16 August, 2009

Festival Blogger review - Diaspora

The concept of Diaspora is one which is particularly poignant for the Celts. Ask the McTaggarts of Dunedin, the MacKenzies of Saskatchewan or the O’Reillys of Boston. The arrival of Ong Ken Sen’s piece at the Festival in the year of Homecoming Scotland is an opportunity for one of the world’s most widely scattered races to explore the experiences of other peoples who have left old homelands and settled in new.

Singapore, where TheatreWorks hail from, is a country founded, as Steve Cramer reminds us in his excellent programme notes, “…founded almost exclusively on the concept of diaspora…”. When Sir Stamford Raffles arrived there in 1819 he found an island populated by a few Malay families and some Chinese traders. The thriving, bustling, energetic country of 4 milllion which today is the busiest harbour in the world is populated almost exclusively by the descendents of immigrants. Ong spent three years researching this piece, visiting ten countries and interviewing legions of ordinary people, as well as collaborating with a range of artists from diasporic backgrounds. Their stories form the basis of this piece.

Ong has brought together the sort of cultural big-hitters we are used to expecting on the international festival circuit. The CVs in the programme reveal a creative team of immense experience around that circuit, and certainly the piece shows all the strengths of its international pedigree. I didn’t look at the programme until after the show, and actually commented to my wife that the closest thing I had seen to what we were watching was a piece by Chinese composer Tan Dun, Revolution, which I had seen at the Huddesfield Contemporary Music festival in the 90s. Lo and behold, there in the progamme I find that two of the music pieces had been composed by Tan Dun. The video work by Choi Ka Fai and others is some of the best I have seen, and the stories of a range of individuals, told by four actors, are riveting in their insights.

Having said all of that, and the piece was really good, and I am really glad I saw it, it was also frustrating. The very scale of the piece, which will undoubtedly make it extremely well received around the festival circuit, militated against a genuine engagement with the very personal stories. We see the actors, telling the stories, replicated on four huge screens at the back of the stage, in black and white, with headset microphones next to their faces. There are all sorts of practical reasons for this. The orchestra playing flat out for one, the sheer size of the Playhouse for another. At the same time we see the actors, lit, sideways on at the sides of the stage, speaking to an offstage camera. Why? We see the mediated images dominating everything, the real person remote from us.

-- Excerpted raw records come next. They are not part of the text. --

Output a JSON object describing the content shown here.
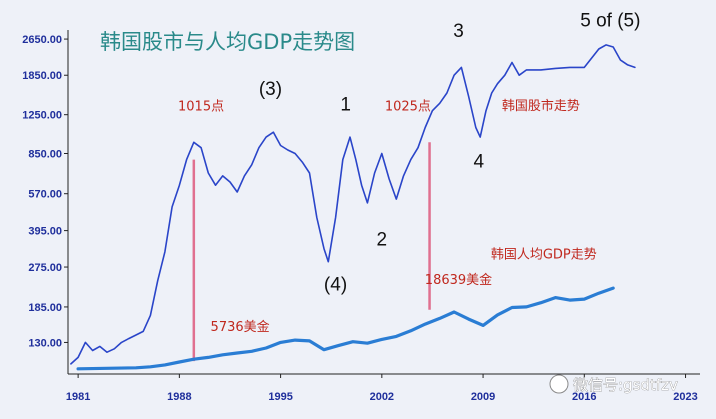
{
  "chart_data": {
    "type": "line",
    "title": "韩国股市与人均GDP走势图",
    "xlabel": "",
    "ylabel": "",
    "x_ticks": [
      "1981",
      "1988",
      "1995",
      "2002",
      "2009",
      "2016",
      "2023"
    ],
    "y_ticks": [
      "2650.00",
      "1850.00",
      "1250.00",
      "850.00",
      "570.00",
      "395.00",
      "275.00",
      "185.00",
      "130.00"
    ],
    "y_scale": "log",
    "xlim": [
      1980.3,
      2024
    ],
    "ylim": [
      95,
      2900
    ],
    "grid": false,
    "series": [
      {
        "name": "韩国股市走势",
        "color": "#2a45c9",
        "points": [
          [
            1980.5,
            105
          ],
          [
            1981,
            112
          ],
          [
            1981.5,
            130
          ],
          [
            1982,
            120
          ],
          [
            1982.5,
            125
          ],
          [
            1983,
            118
          ],
          [
            1983.5,
            122
          ],
          [
            1984,
            130
          ],
          [
            1984.5,
            135
          ],
          [
            1985,
            140
          ],
          [
            1985.5,
            145
          ],
          [
            1986,
            170
          ],
          [
            1986.5,
            240
          ],
          [
            1987,
            320
          ],
          [
            1987.5,
            500
          ],
          [
            1988,
            620
          ],
          [
            1988.5,
            800
          ],
          [
            1989,
            950
          ],
          [
            1989.5,
            900
          ],
          [
            1990,
            700
          ],
          [
            1990.5,
            620
          ],
          [
            1991,
            680
          ],
          [
            1991.5,
            640
          ],
          [
            1992,
            580
          ],
          [
            1992.5,
            680
          ],
          [
            1993,
            760
          ],
          [
            1993.5,
            900
          ],
          [
            1994,
            1000
          ],
          [
            1994.5,
            1050
          ],
          [
            1995,
            920
          ],
          [
            1995.5,
            880
          ],
          [
            1996,
            850
          ],
          [
            1996.5,
            780
          ],
          [
            1997,
            700
          ],
          [
            1997.5,
            450
          ],
          [
            1998,
            330
          ],
          [
            1998.3,
            290
          ],
          [
            1998.8,
            450
          ],
          [
            1999.3,
            800
          ],
          [
            1999.8,
            1000
          ],
          [
            2000.2,
            800
          ],
          [
            2000.6,
            620
          ],
          [
            2001,
            520
          ],
          [
            2001.5,
            700
          ],
          [
            2002,
            850
          ],
          [
            2002.5,
            660
          ],
          [
            2003,
            540
          ],
          [
            2003.5,
            680
          ],
          [
            2004,
            800
          ],
          [
            2004.5,
            900
          ],
          [
            2005,
            1100
          ],
          [
            2005.5,
            1300
          ],
          [
            2006,
            1400
          ],
          [
            2006.5,
            1550
          ],
          [
            2007,
            1850
          ],
          [
            2007.5,
            2000
          ],
          [
            2008,
            1500
          ],
          [
            2008.5,
            1100
          ],
          [
            2008.8,
            1000
          ],
          [
            2009.2,
            1300
          ],
          [
            2009.6,
            1550
          ],
          [
            2010,
            1700
          ],
          [
            2010.5,
            1850
          ],
          [
            2011,
            2100
          ],
          [
            2011.5,
            1850
          ],
          [
            2012,
            1950
          ],
          [
            2013,
            1950
          ],
          [
            2014,
            1980
          ],
          [
            2015,
            2000
          ],
          [
            2016,
            2000
          ],
          [
            2017,
            2400
          ],
          [
            2017.5,
            2500
          ],
          [
            2018,
            2450
          ],
          [
            2018.5,
            2150
          ],
          [
            2019,
            2050
          ],
          [
            2019.5,
            2000
          ]
        ]
      },
      {
        "name": "韩国人均GDP走势",
        "color": "#2a7dd4",
        "points": [
          [
            1981,
            100
          ],
          [
            1983,
            100.5
          ],
          [
            1985,
            101
          ],
          [
            1986,
            102
          ],
          [
            1987,
            104
          ],
          [
            1988,
            107
          ],
          [
            1989,
            110
          ],
          [
            1990,
            112
          ],
          [
            1991,
            115
          ],
          [
            1992,
            117
          ],
          [
            1993,
            119
          ],
          [
            1994,
            123
          ],
          [
            1995,
            130
          ],
          [
            1996,
            133
          ],
          [
            1997,
            132
          ],
          [
            1998,
            121
          ],
          [
            1999,
            126
          ],
          [
            2000,
            131
          ],
          [
            2001,
            129
          ],
          [
            2002,
            134
          ],
          [
            2003,
            138
          ],
          [
            2004,
            146
          ],
          [
            2005,
            156
          ],
          [
            2006,
            165
          ],
          [
            2007,
            176
          ],
          [
            2008,
            164
          ],
          [
            2009,
            154
          ],
          [
            2010,
            171
          ],
          [
            2011,
            184
          ],
          [
            2012,
            185
          ],
          [
            2013,
            193
          ],
          [
            2014,
            203
          ],
          [
            2015,
            198
          ],
          [
            2016,
            200
          ],
          [
            2017,
            212
          ],
          [
            2018,
            223
          ]
        ]
      }
    ],
    "vertical_markers": [
      {
        "year": 1989,
        "from": 108,
        "to": 800,
        "color": "#e07090"
      },
      {
        "year": 2005.3,
        "from": 180,
        "to": 950,
        "color": "#e07090"
      }
    ],
    "annotations": [
      {
        "text": "1015点",
        "x": 1989.5,
        "y": 1300
      },
      {
        "text": "(3)",
        "x": 1994.3,
        "y": 1520
      },
      {
        "text": "1",
        "x": 1999.5,
        "y": 1300
      },
      {
        "text": "1025点",
        "x": 2003.8,
        "y": 1300
      },
      {
        "text": "3",
        "x": 2007.3,
        "y": 2700
      },
      {
        "text": "5 of (5)",
        "x": 2017.8,
        "y": 3000
      },
      {
        "text": "韩国股市走势",
        "x": 2013,
        "y": 1310
      },
      {
        "text": "4",
        "x": 2008.7,
        "y": 740
      },
      {
        "text": "2",
        "x": 2002,
        "y": 340
      },
      {
        "text": "(4)",
        "x": 1998.8,
        "y": 218
      },
      {
        "text": "18639美金",
        "x": 2007.3,
        "y": 232
      },
      {
        "text": "韩国人均GDP走势",
        "x": 2013.2,
        "y": 300
      },
      {
        "text": "5736美金",
        "x": 1992.2,
        "y": 146
      }
    ],
    "watermark": "微信号:gsdtfzv"
  }
}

I should say, as well, that the whole stage is behind a gauze, on which projections are being screened. The real people are remote from us, just when we most want to engage with them as people. This is one of the perennial problems of multi-media work – how do you stop the mediated images swamping the live performers?

The music was ravishing. The orchestra, under Tsung Yeh, were marvellous. The video work was fantastic. A couple of sections particularly stood out for me. The first half ended with a funny, clever, delightful Bollywood music video by Navin Rawanchaikul, about his journey to India to seek for people with the same name as him. In the second half the section with Scottish artist Rabiya Choudhry was riveting. One of the reasons that it was so powerful, I have to say, is because she was sitting on the stage drawing on a screen as we listened to her voice. Watching a real person, NOT behind a gauze, was a welcome bonus. I, and several others, both those who accompanied me and other members of the audience I over heard at the end, found ourselves craning to see over her shoulder to the actual drawing, rather than looking at the huge projection of the drawing onto the front gauze.

There were memorable images throughout the piece. Simple, eloquent moments when an actor, seen in silhouette, would walk across the platform in front of the huge screens. The image of a group of people walking into the sea, to be eventually picked up by boats, an image which resonated powerfully with forgotten memories of the Vietnamese Boat People all those years ago. The music suffused with the kind of duende that Celtic music is filled with, that is also found in Flamenco, another diasporic tradition aching with a longing for home.

The piece is powerful, no doubt. It is filled with the authentic voices of the people who have migrated throughout the countries of South East Asia: Indonesia, Thailand, Vietnam, India, China, Malaysia, and Singapore more than anywhere else combines all of those traditions into a culture which values and respects those traditions. Those who read my blog during the Singapore Arts Festival will recall the court case where some religious fundamentalists were jailed for sending inflammatory religious tracts to people of other religions. The judge, in sentencing them, said that their actions struck at the very heart of Singaporean society, which is based on respect for diversity. Diaspora is not only about loss, it is also about opportunity, new beginnings, and the chance to turn away from the mistakes and hatreds of the past and make a fresh beginning. Ask our sheepstealing descendents who regularly thrash us in sporting events. Ask the people of the thriving country of Singapore.

Perhaps the most moving question of all that the piece poses is “where would you like your remains to be when you die?”. The ways that the people interviewed answered this are moving. It sent me, a Celt who lives in England, out into the night examining the depths of my own heart.

A fascinating piece. The sort of piece that only a Festival like Edinburgh can really bring to this country. I just wish we could have been closer to the people.